1. A plasma display apparatus comprising:

a plasma display panel in which images are represented with each of a plurality of sub-fields being divided into a reset period, an address period and a sustain period;

a set-up controller for controlling an amplitude of a set-up pulse applied to a scan electrode during the reset period according to an APL value of an externally input image signal; and

a set-up supply unit for supplying an amplitude of the controlled set-up pulse to the scan electrode.

2. The plasma display apparatus as claimed in claim 1, wherein the amplitude of the set-up pulse is controlled in proportion to the APL value of the image signal.

3. The plasma display apparatus as claimed in claim 1, wherein the amplitude of the set-up pulse is controlled in any one or more of the plurality of sub-fields.

4. The plasma display apparatus as claimed in claim 1, wherein the set-up pulse is a pulse with a slope.

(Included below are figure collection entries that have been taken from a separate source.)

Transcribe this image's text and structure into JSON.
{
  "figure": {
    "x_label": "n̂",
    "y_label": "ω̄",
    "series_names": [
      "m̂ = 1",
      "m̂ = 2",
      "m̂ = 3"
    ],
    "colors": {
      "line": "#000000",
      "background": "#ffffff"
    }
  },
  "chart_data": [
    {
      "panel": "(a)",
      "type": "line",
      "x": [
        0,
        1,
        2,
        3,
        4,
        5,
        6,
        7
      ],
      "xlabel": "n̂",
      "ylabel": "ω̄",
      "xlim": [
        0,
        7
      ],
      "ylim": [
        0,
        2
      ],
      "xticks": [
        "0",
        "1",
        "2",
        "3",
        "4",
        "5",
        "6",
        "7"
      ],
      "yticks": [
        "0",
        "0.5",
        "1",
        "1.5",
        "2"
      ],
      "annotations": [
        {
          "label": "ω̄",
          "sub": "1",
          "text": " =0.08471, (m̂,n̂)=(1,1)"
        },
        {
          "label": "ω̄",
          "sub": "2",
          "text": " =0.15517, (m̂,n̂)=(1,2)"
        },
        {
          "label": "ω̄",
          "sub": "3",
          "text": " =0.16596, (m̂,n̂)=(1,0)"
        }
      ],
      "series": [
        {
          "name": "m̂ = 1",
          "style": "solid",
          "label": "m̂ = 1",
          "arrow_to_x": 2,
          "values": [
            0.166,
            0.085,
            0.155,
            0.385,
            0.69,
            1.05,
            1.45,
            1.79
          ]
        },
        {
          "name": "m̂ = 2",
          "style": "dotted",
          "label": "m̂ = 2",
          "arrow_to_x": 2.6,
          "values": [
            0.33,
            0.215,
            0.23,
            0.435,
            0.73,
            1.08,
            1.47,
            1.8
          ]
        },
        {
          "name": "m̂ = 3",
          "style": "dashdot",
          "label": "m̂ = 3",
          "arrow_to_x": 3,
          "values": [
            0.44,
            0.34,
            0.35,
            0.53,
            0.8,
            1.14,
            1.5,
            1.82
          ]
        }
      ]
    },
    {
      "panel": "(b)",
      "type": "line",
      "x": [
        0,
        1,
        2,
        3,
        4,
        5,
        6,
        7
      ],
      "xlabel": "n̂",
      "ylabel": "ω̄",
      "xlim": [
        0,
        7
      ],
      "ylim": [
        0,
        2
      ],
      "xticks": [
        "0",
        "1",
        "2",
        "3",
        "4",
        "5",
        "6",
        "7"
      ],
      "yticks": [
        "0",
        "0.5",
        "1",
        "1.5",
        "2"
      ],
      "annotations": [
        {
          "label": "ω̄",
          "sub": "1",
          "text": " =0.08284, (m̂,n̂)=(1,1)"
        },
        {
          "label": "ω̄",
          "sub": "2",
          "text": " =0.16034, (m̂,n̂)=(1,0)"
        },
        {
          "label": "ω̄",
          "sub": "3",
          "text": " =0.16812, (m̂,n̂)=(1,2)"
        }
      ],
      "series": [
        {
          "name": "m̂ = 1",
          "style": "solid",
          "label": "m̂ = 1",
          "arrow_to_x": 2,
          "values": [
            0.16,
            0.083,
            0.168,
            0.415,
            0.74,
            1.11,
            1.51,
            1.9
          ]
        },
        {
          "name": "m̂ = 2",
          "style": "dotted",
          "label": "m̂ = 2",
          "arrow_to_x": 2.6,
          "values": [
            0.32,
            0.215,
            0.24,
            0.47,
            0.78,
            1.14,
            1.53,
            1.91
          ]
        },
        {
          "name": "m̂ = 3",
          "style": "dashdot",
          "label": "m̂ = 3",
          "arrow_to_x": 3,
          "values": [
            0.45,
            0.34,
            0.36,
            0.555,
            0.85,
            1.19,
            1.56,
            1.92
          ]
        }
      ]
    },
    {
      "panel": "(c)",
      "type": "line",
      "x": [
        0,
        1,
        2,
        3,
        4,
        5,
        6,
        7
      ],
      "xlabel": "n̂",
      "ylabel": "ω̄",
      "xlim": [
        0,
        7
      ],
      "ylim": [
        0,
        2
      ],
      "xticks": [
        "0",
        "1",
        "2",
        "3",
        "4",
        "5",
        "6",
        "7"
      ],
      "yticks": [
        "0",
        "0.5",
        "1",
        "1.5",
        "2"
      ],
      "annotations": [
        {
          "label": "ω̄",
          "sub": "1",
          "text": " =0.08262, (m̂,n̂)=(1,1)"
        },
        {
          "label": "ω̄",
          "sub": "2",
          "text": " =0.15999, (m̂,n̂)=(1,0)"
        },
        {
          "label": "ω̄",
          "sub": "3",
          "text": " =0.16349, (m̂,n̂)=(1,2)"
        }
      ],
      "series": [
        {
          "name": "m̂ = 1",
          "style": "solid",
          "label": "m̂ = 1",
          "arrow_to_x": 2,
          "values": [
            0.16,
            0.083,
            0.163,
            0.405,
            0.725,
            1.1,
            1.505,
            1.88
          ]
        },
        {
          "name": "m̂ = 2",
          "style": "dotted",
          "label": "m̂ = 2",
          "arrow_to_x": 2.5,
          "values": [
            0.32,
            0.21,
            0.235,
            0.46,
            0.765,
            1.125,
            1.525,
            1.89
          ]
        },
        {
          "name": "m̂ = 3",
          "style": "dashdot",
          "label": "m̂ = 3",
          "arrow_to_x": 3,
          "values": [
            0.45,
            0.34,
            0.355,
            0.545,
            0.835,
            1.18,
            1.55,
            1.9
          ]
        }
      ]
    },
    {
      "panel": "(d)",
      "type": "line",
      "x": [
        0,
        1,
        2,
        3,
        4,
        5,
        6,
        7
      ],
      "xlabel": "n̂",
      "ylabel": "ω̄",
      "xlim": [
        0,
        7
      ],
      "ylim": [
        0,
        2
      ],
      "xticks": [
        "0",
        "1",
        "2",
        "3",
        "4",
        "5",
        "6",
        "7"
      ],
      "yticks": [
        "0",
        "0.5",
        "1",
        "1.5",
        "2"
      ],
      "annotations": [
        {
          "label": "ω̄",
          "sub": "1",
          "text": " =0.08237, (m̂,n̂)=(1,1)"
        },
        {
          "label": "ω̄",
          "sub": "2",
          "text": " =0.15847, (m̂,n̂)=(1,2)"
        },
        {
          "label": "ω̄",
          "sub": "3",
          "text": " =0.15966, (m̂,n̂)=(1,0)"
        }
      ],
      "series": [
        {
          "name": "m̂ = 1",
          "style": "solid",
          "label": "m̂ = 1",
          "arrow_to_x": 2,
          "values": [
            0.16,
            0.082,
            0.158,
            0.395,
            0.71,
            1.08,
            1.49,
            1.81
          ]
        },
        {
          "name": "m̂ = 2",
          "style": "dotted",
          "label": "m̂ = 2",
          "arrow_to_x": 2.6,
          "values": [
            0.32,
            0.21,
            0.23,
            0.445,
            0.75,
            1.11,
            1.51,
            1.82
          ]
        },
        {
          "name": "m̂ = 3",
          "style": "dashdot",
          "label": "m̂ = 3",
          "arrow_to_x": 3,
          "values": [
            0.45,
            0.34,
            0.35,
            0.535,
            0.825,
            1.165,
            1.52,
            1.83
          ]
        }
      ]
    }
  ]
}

5. The plasma display apparatus as claimed in claim 1, wherein the set-up controller comprises:

an APL calculation unit for calculating an APL of the externally input image signal;

a comparator for comparing a predetermined reference voltage and a voltage set according to the APL; and

a signal output unit for outputting a control signal to control the amplitude of the set-up pulse according to the comparison result value of the comparator.

6. The plasma display apparatus as claimed in claim 1, wherein the amplitude of the set-up pulse is controlled according to a control signal applied to a gate terminal of a switching element included in the set-up supply unit.

7. A plasma display apparatus comprising:

a plasma display panel in which images are represented with each of a plurality of sub-fields being divided into a reset period, an address period and a sustain period; and

a set-up controller for controlling a slope of a set-up pulse applied to a scan electrode during the reset period according to an APL value of an externally input image signal.

8. The plasma display apparatus as claimed in claim 7, wherein the slope of the set-up pulse is controlled in proportion to the APL value of the image signal.

9. The plasma display apparatus as claimed in claim 7, wherein the slope of the set-up pulse is controlled in any one or more of the plurality of sub-fields.

10. The plasma display apparatus as claimed in claim 7, wherein the set-up controller comprises:

an APL calculation unit for calculating an APL of the externally input image signal;

a comparator for comparing a predetermined reference voltage and a slope set according to the APL; and

a signal output unit for outputting a control signal to control the slope of the set-up pulse according to the comparison result value of the comparator.

11. A method of driving a plasma display apparatus that is driven with each of a plurality of sub-fields being divided into a reset period, an address period and a sustain period,

wherein an amplitude of a set-up pulse applied to a scan electrode during the reset period is controlled according to an APL value of an externally input image signal.

12. The method as claimed in claim 11, wherein the amplitude of the set-up pulse is controlled in proportion to the APL value of the image signal.

13. The method as claimed in claim 11, wherein the amplitude of the set-up pulse is controlled in any one or more of the plurality of sub-fields.

14. The method as claimed in claim 11, wherein the set-up pulse is a pulse having a slope.

15. The method as claimed in claim 11, wherein the amplitude of the set-up pulse is controlled according to the steps of:

calculating an APL of the externally input image signal;

comparing a predetermined reference voltage and a voltage set according to the APL; and

outputting a control signal to control the amplitude of reset pulse according to the comparison result value.